Protein Interactions and Allostery — Study Notes

Protein Interactions: Noncovalent Bonds

  • Objectives (from end of video): Explain how proteins interact using non-covalent bonds; Define and explain allostery.
  • Proteins will often bind together to regulate or create functions. (Page 3)
  • Proteins interact together, typically using non-covalent (flexible!) interactions.
    • Noncovalent bonds enable reversible, dynamic interactions between proteins and ligands or between proteins themselves. (Page 4)
  • When proteins bind together, the number of types of interactions will determine the strength (duration) of the interaction. (Page 5)
  • The tertiary structure of a protein can create binding sites that “fit” other molecules to form many non-covalent interactions. (Page 6)
  • Some proteins have multiple binding sites, which allow for regulation. (Page 7)
  • Example: Enzymes often have an active site for the substrate and an allosteric site for regulation. (Page 8)
  • The most important concept of this semester is: ALLOSTERY. (Page 9)

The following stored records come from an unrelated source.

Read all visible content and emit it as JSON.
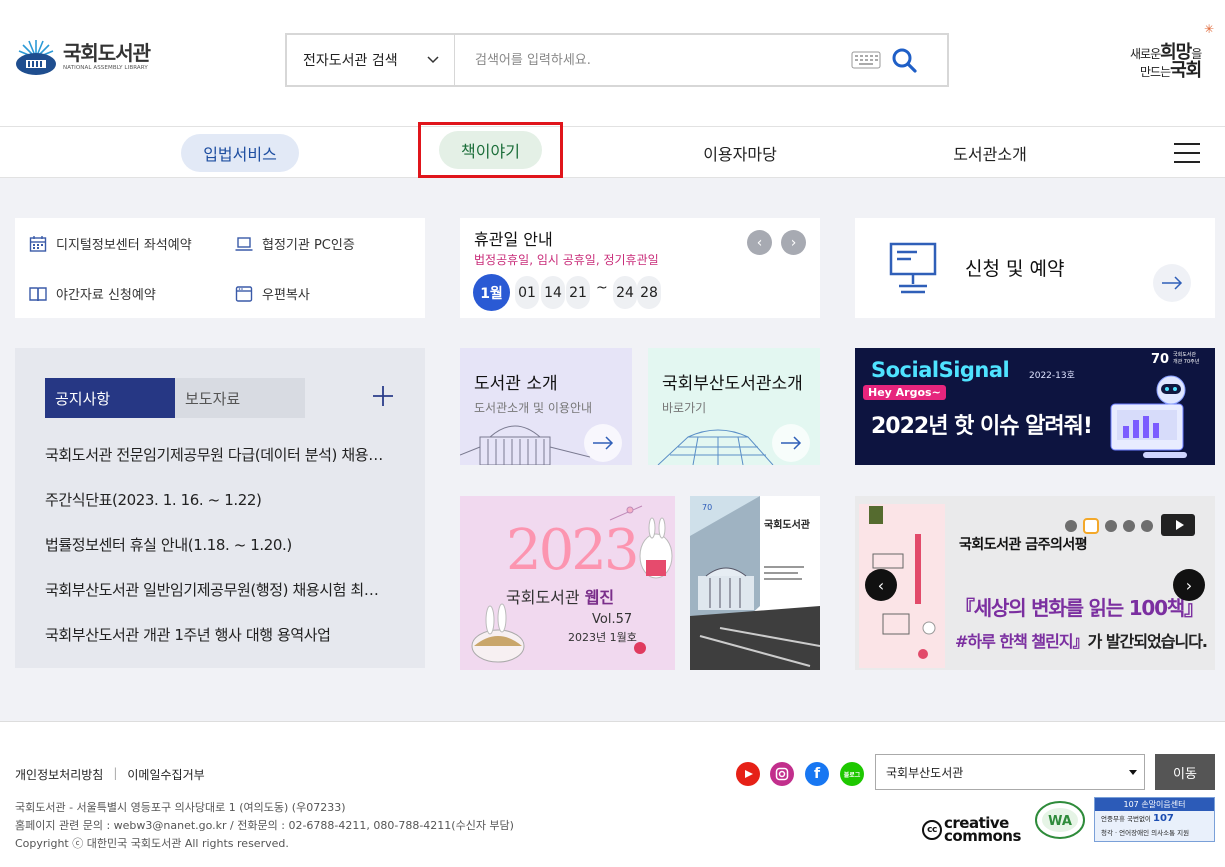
{
  "header": {
    "logo_kr": "국회도서관",
    "logo_en": "NATIONAL ASSEMBLY LIBRARY",
    "search_scope": "전자도서관 검색",
    "search_placeholder": "검색어를 입력하세요.",
    "slogan_line1_a": "새로운",
    "slogan_line1_b": "희망",
    "slogan_line1_c": "을",
    "slogan_line2_a": "만드는",
    "slogan_line2_b": "국회"
  },
  "gnb": {
    "items": [
      "입법서비스",
      "책이야기",
      "이용자마당",
      "도서관소개"
    ]
  },
  "quick": {
    "items": [
      "디지털정보센터 좌석예약",
      "협정기관 PC인증",
      "야간자료 신청예약",
      "우편복사"
    ]
  },
  "holiday": {
    "title": "휴관일 안내",
    "subtitle": "법정공휴일, 임시 공휴일, 정기휴관일",
    "month": "1월",
    "days": [
      "01",
      "14",
      "21",
      "24",
      "28"
    ],
    "range_sep": "~"
  },
  "apply": {
    "label": "신청 및 예약"
  },
  "notice": {
    "tabs": [
      "공지사항",
      "보도자료"
    ],
    "items": [
      "국회도서관 전문임기제공무원 다급(데이터 분석) 채용시험 최종합격자 공고",
      "주간식단표(2023. 1. 16. ~ 1.22)",
      "법률정보센터 휴실 안내(1.18. ~ 1.20.)",
      "국회부산도서관 일반임기제공무원(행정) 채용시험 최종합격자 공고",
      "국회부산도서관 개관 1주년 행사 대행 용역사업"
    ]
  },
  "cards": {
    "intro_title": "도서관 소개",
    "intro_sub": "도서관소개 및 이용안내",
    "busan_title": "국회부산도서관소개",
    "busan_sub": "바로가기"
  },
  "social": {
    "logo": "SocialSignal",
    "issue": "2022-13호",
    "hey": "Hey Argos~",
    "headline": "2022년 핫 이슈 알려줘!",
    "badge": "70",
    "badge_sub1": "국회도서관",
    "badge_sub2": "개관 70주년"
  },
  "webzine": {
    "year": "2023",
    "title_a": "국회도서관 ",
    "title_b": "웹진",
    "vol": "Vol.57",
    "issue": "2023년 1월호"
  },
  "book": {
    "title": "국회도서관"
  },
  "carousel": {
    "heading": "국회도서관 금주의서평",
    "line1": "『세상의 변화를 읽는 100책』",
    "line2_a": "#하루 한책 챌린지』",
    "line2_b": "가 발간되었습니다."
  },
  "footer": {
    "links": [
      "개인정보처리방침",
      "이메일수집거부"
    ],
    "address": "국회도서관 - 서울특별시 영등포구 의사당대로 1 (여의도동) (우07233)",
    "contact": "홈페이지 관련 문의 : webw3@nanet.go.kr / 전화문의 : 02-6788-4211, 080-788-4211(수신자 부담)",
    "copyright": "Copyright ⓒ 대한민국 국회도서관 All rights reserved.",
    "site_select": "국회부산도서관",
    "go_button": "이동",
    "blog_label": "블로그",
    "cc_line1": "creative",
    "cc_line2": "commons",
    "center_title": "107 손말이음센터",
    "center_line1_a": "언중무휴 국번없이 ",
    "center_line1_b": "107",
    "center_line2": "청각 · 언어장애인 의사소통 지원"
  }
}
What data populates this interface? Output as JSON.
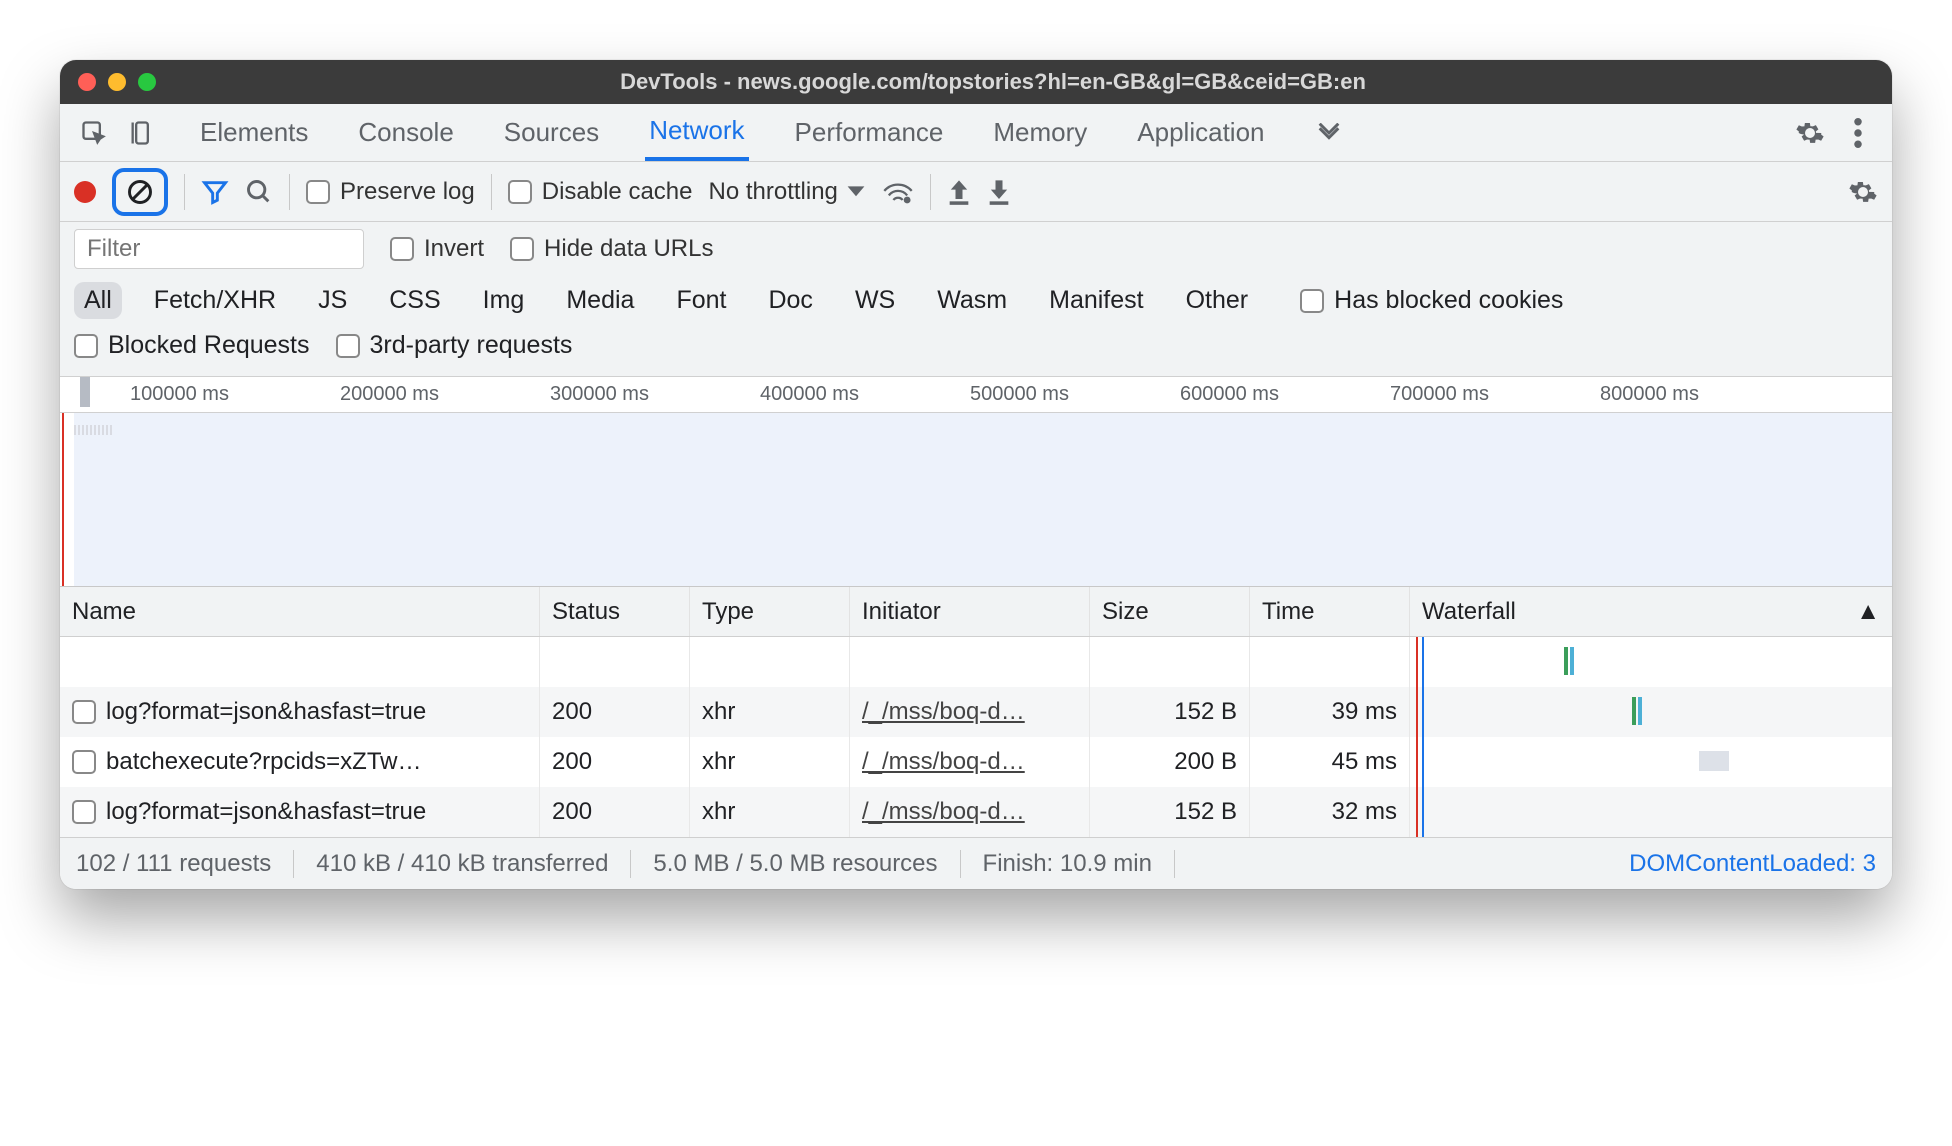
{
  "window": {
    "title": "DevTools - news.google.com/topstories?hl=en-GB&gl=GB&ceid=GB:en"
  },
  "tabs": {
    "items": [
      "Elements",
      "Console",
      "Sources",
      "Network",
      "Performance",
      "Memory",
      "Application"
    ],
    "active": "Network"
  },
  "toolbar": {
    "preserve_log": "Preserve log",
    "disable_cache": "Disable cache",
    "throttling": "No throttling"
  },
  "filter": {
    "placeholder": "Filter",
    "invert": "Invert",
    "hide_data_urls": "Hide data URLs"
  },
  "types": {
    "items": [
      "All",
      "Fetch/XHR",
      "JS",
      "CSS",
      "Img",
      "Media",
      "Font",
      "Doc",
      "WS",
      "Wasm",
      "Manifest",
      "Other"
    ],
    "active": "All",
    "has_blocked_cookies": "Has blocked cookies",
    "blocked_requests": "Blocked Requests",
    "third_party": "3rd-party requests"
  },
  "timeline": {
    "ticks": [
      "100000 ms",
      "200000 ms",
      "300000 ms",
      "400000 ms",
      "500000 ms",
      "600000 ms",
      "700000 ms",
      "800000 ms"
    ]
  },
  "columns": {
    "name": "Name",
    "status": "Status",
    "type": "Type",
    "initiator": "Initiator",
    "size": "Size",
    "time": "Time",
    "waterfall": "Waterfall"
  },
  "requests": [
    {
      "name": "log?format=json&hasfast=true",
      "status": "200",
      "type": "xhr",
      "initiator": "/_/mss/boq-d…",
      "size": "152 B",
      "time": "39 ms",
      "wpos": 32
    },
    {
      "name": "batchexecute?rpcids=xZTw…",
      "status": "200",
      "type": "xhr",
      "initiator": "/_/mss/boq-d…",
      "size": "200 B",
      "time": "45 ms",
      "wpos": 46
    },
    {
      "name": "log?format=json&hasfast=true",
      "status": "200",
      "type": "xhr",
      "initiator": "/_/mss/boq-d…",
      "size": "152 B",
      "time": "32 ms",
      "wpos": 60
    }
  ],
  "status": {
    "requests": "102 / 111 requests",
    "transferred": "410 kB / 410 kB transferred",
    "resources": "5.0 MB / 5.0 MB resources",
    "finish": "Finish: 10.9 min",
    "dcl": "DOMContentLoaded: 3"
  }
}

Induced fit and allostery: how binding changes shape

  • When two molecules interact, their shapes change slightly to form interactions with the new molecule. This adjustment is known as “induced fit.” (Page 10)
    • Induced fit denotes conformational adjustment of a protein upon ligand binding, enabling more favorable interactions.
  • Allostery — molecules have multiple stable conformations, which are determined by their binding partners. (Page 11)
  • We will see allostery nearly every day. A classic example is a G-protein coupled receptor (GPCR) binding to a G-protein, which causes an allosteric change in the G-protein to allow the exchange of a nucleotide and activate the G-protein for its next function. (Page 12)
  • This example and description are drawn from Hardin, World of the Cell, 9th edition; reference also: Alberts, ECB, 5th edition, Chapter 4.
  • Slide note: The most important concept of this semester is: ALLOSTERY. You can analyze an allosteric change by asking: 1) what interaction led to this change? 2) what is the consequence of this interaction? (Page 13)

Binding sites, regulation, and enzyme allostery

  • The tertiary structure of a protein can create binding sites that fit other molecules to form many non-covalent interactions. This enables regulation and the formation of functional complexes. (Page 6)
  • Some proteins have multiple binding sites, which allow for regulation. (Page 7)
  • Enzymes often have:
    • an active site for the substrate, and
    • an allosteric site for regulation. (Page 8)

Allostery: definitions, mechanisms, and implications

  • Allostery is the phenomenon where molecules have multiple stable conformations dictated by binding partners. This allows regulation of activity at sites distant from the binding site. (Page 11)
  • Induced fit is the conformational adjustment that occurs when a ligand binds, enabling the interaction to become more favorable. (Page 10)
  • Allosteric changes propagate through the protein structure to alter function, often converting an inactive state to an active state or vice versa.
  • Allostery is observed across daily biochemical processes and is a central theme in signaling and regulation. (Page 12)

GPCR-G protein example (illustrative case)

  • Example described: A G-protein coupled receptor binds to a G-protein, causing an allosteric change in the G-protein that allows nucleotide exchange and activation of the G-protein for its next function.
  • Mechanism outline:
    • GPCR binding induces a conformational change in the G-protein.
    • This conformational change facilitates nucleotide exchange: the bound GDP is released and replaced by GTP.
    • The G-protein becomes activated and can propagate the signal to downstream effectors.
  • Notation (illustrative):
    \mathrm{G\text{-}protein\text{-}GDP} \xrightarrow{\text{GPCR binding}} \mathrm{G\text{-}protein\text{-}GTP} \rightarrow \text{activation}
  • Source references: Alberts, ECB, 5th edition, Chapter 4; Hardin, World of the Cell, 9th edition; specific example described in page 12.

Practical perspective and study questions

  • Allostery is a central, frequently encountered concept; expect it to appear in various contexts and systems.
  • Analytical questions to guide understanding:
    1) What interaction led to the conformational change?
    2) What is the consequence of this interaction?

Summary of key concepts

  • Proteins interact via noncovalent bonds, enabling flexible and reversible associations.
  • The strength/duration of protein interactions depend on the number and variety of noncovalent interactions.
  • The tertiary structure creates binding sites that can accommodate ligands/substrates to form multiple noncovalent interactions.
  • Some proteins have multiple binding sites and can be regulated through allostery.
  • Enzymes often feature an active site and an allosteric site, allowing regulation of catalytic activity.
  • Induced fit describes the shape change upon binding that stabilizes the interaction.
  • Allostery involves multiple stable conformations of a molecule, driven by the binding partners, and is a pervasive mechanism in signaling and regulation.
  • GPCR-G protein interactions provide a concrete example of allosteric changes enabling nucleotide exchange and downstream activation.